Looking at his dirt-covered hands, he realized he wasn’t wearing his wedding ring. He felt for it in his pocket.
Yeah, it’s still there.
Moments like this distilled existence to its essence—life and death, good and evil, love and hate. He loved Holly and always would.
Imagine thinking of her with my last breath.
The sound of the helo engine deepened. He saw the landing lights wash over the landscape.
Taking what he knew was a foolish risk, Crocker snuck a look. The helicopter was landing, which meant he was fucked. They would see the boulders. They would figure it was the only place in the vicinity where he could be hiding.
Just as he expected, shots rang out and pinged off the rock. He glanced behind him, looking for the route of escape. Facing forward again, he saw the flicker of flames in his periphery near the SUVs. Seconds later the sky lit up with a massive explosion that shook the ground and pushed the helo up and to the left like a toy. A large piece of metal from one of the Escalades clanged off the rocks. The closer SUV was engulfed in flames.
Manny? WTH!
He held his breath as the helo spun left. He was praying for it to crash, but the pilot managed to level it. The engine whined higher and the helo ascended and banked left. He followed its dark shape along the ridge of the mountain as the Escalade continued to burn.

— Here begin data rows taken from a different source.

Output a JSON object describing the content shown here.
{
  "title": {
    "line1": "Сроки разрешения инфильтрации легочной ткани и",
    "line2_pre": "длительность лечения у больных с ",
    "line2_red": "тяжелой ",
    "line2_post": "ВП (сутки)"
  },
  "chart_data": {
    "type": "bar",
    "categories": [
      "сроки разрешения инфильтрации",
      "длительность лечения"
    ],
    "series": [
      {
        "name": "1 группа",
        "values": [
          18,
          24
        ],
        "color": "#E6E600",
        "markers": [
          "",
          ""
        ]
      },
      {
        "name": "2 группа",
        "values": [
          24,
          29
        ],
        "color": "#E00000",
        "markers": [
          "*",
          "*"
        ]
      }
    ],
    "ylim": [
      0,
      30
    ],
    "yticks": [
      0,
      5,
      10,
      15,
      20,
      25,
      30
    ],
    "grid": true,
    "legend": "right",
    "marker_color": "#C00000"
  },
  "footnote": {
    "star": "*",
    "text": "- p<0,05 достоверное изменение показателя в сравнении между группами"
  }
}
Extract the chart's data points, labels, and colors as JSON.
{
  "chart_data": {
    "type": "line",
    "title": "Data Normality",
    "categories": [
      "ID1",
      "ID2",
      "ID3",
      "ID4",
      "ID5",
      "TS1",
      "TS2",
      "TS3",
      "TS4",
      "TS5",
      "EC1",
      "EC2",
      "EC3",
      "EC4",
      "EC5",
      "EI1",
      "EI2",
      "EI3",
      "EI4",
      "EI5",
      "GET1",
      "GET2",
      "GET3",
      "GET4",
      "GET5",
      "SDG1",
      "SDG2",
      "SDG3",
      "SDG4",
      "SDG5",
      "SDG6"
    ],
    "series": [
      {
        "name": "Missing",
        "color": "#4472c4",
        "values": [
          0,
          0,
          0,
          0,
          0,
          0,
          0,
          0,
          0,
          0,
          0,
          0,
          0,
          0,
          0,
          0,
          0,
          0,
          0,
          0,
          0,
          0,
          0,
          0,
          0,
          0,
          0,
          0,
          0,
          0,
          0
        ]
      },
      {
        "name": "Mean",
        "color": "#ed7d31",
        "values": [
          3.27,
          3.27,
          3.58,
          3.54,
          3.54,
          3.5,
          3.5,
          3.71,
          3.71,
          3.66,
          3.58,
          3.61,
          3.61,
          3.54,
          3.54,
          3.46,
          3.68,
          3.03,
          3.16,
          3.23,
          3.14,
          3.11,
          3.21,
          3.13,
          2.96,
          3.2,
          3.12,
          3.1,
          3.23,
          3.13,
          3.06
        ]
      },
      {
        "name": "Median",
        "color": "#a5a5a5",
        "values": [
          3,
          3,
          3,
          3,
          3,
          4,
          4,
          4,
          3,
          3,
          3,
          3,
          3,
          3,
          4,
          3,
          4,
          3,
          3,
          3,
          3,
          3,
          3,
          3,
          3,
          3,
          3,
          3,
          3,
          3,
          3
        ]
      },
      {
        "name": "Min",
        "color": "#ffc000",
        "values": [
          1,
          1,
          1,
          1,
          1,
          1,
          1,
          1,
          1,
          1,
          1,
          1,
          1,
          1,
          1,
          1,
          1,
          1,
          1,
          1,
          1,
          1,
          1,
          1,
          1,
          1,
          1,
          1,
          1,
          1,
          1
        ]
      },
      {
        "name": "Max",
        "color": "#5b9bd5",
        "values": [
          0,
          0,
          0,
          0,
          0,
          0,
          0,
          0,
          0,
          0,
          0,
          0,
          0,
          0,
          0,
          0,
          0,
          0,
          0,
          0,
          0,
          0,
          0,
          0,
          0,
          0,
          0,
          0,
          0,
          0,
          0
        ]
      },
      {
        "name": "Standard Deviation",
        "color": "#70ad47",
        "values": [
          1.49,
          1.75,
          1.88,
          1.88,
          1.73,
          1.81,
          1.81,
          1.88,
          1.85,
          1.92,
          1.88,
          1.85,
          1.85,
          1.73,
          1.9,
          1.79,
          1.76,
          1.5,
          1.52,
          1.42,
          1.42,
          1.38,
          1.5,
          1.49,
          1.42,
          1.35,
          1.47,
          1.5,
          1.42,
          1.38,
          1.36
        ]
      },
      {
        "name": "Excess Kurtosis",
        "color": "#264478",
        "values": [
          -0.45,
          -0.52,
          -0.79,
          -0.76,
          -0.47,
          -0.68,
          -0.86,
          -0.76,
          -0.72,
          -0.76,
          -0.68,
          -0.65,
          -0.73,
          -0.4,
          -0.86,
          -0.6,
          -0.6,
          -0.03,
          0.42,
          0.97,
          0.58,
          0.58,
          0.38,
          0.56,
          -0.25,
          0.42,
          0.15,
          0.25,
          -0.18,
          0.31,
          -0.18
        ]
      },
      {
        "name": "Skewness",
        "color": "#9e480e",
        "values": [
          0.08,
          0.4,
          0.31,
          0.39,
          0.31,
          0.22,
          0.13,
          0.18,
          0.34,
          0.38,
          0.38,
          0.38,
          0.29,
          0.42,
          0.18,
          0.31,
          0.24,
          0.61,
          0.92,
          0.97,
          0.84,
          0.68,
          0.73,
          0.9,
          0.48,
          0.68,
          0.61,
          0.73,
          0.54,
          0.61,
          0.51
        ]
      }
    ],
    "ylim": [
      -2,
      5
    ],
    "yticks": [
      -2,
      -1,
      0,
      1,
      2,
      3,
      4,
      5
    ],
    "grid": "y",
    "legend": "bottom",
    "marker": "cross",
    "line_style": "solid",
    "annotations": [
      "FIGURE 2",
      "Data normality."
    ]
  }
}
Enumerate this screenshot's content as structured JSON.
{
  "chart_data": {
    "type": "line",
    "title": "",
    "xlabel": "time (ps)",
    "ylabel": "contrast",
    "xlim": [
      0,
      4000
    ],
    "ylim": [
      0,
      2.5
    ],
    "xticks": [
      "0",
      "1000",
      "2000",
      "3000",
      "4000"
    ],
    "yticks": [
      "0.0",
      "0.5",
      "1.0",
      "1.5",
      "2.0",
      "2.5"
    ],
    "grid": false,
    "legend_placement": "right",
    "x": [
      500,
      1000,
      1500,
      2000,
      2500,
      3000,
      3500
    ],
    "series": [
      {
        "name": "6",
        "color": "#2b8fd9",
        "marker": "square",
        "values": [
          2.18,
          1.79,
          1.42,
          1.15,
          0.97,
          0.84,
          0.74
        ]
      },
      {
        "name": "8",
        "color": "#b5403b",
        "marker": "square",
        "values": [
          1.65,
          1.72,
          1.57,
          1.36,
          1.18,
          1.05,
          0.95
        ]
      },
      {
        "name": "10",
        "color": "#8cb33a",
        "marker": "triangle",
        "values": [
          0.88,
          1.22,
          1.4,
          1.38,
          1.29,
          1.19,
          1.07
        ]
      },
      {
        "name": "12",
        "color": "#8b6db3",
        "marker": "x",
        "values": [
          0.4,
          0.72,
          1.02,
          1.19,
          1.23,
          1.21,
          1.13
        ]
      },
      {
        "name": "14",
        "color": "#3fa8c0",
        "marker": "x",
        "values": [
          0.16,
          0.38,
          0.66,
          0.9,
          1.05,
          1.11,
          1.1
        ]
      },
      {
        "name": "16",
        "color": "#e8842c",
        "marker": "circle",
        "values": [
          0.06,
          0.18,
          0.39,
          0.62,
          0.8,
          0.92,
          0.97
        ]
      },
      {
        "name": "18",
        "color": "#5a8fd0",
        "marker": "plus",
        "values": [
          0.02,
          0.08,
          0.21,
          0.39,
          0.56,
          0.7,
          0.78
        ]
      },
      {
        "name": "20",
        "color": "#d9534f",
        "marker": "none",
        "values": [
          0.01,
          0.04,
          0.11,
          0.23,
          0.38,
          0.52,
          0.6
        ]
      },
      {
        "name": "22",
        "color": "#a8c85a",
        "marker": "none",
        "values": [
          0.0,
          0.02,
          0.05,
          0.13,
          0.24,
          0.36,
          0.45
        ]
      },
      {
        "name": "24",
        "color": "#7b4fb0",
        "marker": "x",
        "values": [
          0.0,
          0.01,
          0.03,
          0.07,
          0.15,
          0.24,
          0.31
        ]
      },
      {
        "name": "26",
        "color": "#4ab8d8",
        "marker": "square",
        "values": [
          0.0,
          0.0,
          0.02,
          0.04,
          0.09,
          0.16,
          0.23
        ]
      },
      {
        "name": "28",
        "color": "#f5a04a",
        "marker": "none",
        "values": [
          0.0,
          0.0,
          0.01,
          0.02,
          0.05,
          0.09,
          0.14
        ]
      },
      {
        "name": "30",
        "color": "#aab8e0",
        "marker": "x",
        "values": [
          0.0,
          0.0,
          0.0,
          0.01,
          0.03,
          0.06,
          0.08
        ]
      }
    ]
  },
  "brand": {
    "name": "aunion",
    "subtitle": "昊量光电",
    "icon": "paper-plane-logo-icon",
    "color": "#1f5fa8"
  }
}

He waited a minute until the sound of the rotors chopping the air receded and was replaced by the hiss and crackle of flames.
“Manny?” he called.
“Boss.” His small, pained voice tripped across the landscape to his right.
He found Manny lying on his side, his face glowing orange in the reflected light.
“You saved my ass, buddy. You torch that vehicle? How?”
“Matches and my shirt.”
“You better?” he asked, his chest heaving and sweat beading on his forehead.